First, people can take off -- but, they can only take off one of the Big Three: day after Thanksgiving, Christmas Eve or New Year's Eve. We are officially closed, with on-call for emergencies, on the three "days" themselves. We were asked to work Thanksgiving (we service Canada and Puerto Rico as well as the U.S.) until we showed by metrics that it simply wasn't worth staffing the desk for the 5 or 6 calls that did come in.

Second: first come, first served with two caveats -- if your performance is below expectations, you go to the back of the line. And if two people ask for the same slot at the same time, seniority wins.
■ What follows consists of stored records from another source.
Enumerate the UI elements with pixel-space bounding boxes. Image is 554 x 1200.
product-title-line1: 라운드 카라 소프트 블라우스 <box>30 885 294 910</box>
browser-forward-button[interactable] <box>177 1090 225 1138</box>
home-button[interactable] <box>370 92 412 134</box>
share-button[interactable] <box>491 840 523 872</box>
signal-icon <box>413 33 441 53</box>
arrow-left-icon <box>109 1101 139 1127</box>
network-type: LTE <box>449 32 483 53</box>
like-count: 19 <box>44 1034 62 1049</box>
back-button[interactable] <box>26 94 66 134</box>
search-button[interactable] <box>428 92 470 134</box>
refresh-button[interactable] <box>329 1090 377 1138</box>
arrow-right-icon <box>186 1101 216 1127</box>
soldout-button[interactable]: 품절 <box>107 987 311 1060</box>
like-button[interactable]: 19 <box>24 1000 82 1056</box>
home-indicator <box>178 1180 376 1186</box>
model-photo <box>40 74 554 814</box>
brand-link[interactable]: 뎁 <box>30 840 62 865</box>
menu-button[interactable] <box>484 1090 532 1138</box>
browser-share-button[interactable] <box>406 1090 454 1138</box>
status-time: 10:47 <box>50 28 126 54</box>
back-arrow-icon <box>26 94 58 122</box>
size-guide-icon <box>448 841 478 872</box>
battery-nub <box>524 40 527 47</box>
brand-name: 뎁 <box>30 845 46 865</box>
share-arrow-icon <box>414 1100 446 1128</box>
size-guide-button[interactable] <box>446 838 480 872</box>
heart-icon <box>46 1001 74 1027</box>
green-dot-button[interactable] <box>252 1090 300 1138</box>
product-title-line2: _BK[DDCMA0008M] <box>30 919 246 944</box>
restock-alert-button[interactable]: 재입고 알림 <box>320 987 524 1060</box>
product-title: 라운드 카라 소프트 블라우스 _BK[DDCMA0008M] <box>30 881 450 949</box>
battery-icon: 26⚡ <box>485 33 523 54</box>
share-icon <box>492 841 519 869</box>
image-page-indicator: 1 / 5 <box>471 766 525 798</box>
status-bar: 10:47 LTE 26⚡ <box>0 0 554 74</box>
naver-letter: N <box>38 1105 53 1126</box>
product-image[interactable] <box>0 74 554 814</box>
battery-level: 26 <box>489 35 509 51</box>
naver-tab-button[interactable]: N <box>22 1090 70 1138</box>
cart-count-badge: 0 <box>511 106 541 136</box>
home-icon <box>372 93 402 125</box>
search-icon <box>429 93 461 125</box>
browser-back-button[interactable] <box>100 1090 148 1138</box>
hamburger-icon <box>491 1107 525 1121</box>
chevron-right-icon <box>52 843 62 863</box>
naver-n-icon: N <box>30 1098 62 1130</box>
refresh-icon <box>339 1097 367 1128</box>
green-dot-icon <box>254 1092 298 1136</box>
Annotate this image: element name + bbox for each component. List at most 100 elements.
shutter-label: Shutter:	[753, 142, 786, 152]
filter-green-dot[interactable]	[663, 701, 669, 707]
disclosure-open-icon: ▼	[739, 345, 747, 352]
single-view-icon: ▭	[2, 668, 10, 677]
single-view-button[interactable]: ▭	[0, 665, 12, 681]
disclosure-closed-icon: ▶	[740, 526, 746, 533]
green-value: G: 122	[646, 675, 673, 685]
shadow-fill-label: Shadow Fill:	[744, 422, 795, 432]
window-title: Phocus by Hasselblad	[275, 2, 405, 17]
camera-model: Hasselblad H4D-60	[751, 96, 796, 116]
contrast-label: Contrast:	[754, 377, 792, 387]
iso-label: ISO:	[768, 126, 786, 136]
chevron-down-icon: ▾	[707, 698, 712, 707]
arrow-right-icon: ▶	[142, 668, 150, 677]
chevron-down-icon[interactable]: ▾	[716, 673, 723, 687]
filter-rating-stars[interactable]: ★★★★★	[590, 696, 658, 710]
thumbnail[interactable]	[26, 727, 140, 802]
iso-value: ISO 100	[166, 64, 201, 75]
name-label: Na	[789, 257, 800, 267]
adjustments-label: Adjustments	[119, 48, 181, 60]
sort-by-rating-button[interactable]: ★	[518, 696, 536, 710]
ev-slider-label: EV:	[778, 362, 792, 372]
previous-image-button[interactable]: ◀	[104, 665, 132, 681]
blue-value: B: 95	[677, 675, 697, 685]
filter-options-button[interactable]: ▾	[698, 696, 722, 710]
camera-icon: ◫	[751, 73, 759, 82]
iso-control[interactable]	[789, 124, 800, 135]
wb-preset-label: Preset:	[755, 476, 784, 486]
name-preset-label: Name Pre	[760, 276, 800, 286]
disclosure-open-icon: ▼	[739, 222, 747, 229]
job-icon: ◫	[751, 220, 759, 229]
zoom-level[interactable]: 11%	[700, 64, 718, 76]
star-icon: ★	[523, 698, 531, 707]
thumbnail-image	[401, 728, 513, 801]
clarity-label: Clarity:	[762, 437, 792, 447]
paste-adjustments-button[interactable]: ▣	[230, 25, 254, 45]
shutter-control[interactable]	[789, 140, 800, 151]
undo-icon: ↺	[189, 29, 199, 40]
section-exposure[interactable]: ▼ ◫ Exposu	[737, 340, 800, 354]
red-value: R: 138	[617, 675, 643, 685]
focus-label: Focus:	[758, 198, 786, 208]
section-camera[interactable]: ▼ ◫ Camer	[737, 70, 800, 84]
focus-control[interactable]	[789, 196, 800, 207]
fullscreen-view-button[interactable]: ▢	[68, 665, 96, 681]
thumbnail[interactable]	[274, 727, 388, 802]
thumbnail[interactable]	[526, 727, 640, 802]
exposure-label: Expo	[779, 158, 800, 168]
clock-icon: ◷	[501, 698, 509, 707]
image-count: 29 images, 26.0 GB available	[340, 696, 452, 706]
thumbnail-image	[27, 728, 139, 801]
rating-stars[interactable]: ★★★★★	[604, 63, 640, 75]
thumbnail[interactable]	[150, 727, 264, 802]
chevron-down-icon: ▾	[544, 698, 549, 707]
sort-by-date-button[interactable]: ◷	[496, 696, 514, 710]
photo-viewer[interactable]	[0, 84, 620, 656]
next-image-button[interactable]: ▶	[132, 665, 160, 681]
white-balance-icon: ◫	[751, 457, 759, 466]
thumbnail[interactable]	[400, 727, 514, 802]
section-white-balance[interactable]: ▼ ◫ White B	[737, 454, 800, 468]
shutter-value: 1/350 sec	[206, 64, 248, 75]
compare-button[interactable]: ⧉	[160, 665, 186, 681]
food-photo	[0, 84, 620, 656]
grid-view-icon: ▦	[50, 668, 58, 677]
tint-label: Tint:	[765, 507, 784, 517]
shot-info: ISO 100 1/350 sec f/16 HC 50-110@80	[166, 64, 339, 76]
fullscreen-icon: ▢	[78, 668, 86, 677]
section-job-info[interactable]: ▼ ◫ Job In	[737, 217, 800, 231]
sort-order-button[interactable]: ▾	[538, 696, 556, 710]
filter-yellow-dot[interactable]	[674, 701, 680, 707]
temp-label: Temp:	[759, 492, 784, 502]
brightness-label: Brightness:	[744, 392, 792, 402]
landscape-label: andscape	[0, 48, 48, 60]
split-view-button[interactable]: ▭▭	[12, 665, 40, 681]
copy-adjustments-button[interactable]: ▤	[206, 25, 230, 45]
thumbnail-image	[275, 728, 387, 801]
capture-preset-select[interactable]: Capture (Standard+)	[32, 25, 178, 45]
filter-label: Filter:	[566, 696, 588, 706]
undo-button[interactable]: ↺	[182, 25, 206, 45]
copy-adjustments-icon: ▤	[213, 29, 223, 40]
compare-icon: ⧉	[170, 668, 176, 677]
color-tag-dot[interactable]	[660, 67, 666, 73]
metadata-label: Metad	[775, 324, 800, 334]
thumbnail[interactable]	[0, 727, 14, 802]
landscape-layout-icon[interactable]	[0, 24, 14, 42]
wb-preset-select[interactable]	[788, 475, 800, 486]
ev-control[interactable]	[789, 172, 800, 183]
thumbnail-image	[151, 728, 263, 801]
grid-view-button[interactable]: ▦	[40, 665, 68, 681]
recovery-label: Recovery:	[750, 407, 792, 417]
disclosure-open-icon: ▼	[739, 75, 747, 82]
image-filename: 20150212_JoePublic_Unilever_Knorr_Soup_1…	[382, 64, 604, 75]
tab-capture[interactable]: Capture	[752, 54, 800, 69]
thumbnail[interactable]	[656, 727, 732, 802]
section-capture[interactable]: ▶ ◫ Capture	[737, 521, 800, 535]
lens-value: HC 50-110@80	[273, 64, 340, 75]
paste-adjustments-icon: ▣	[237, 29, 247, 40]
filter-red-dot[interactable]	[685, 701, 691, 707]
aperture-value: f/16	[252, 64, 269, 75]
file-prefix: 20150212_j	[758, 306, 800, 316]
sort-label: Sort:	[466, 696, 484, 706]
Third: shift work. The people that remain on the desk on those really slow days (this year, we've actually had several due to real doldrums between Xmas and New Year's) may be allowed to go home early or work half-shifts if the call volume permits. This may be scheduled (the "eves" and "day after" usually are), or it may just be the manager or team lead looking at the call volume and shaving an hour or two here and there off peoples' shifts.

Note to Nick: Better to keep family status assumptions out of the mix. It's dreadfully close to making a prejudicial judgment based on marital status. The singles may be traveling to spend Christmas or Thanksgiving with distant family. The families may be hosting the dinner or the New Year's eve party. Shoot, the SINGLES may be hosting the dinner for the family to join them.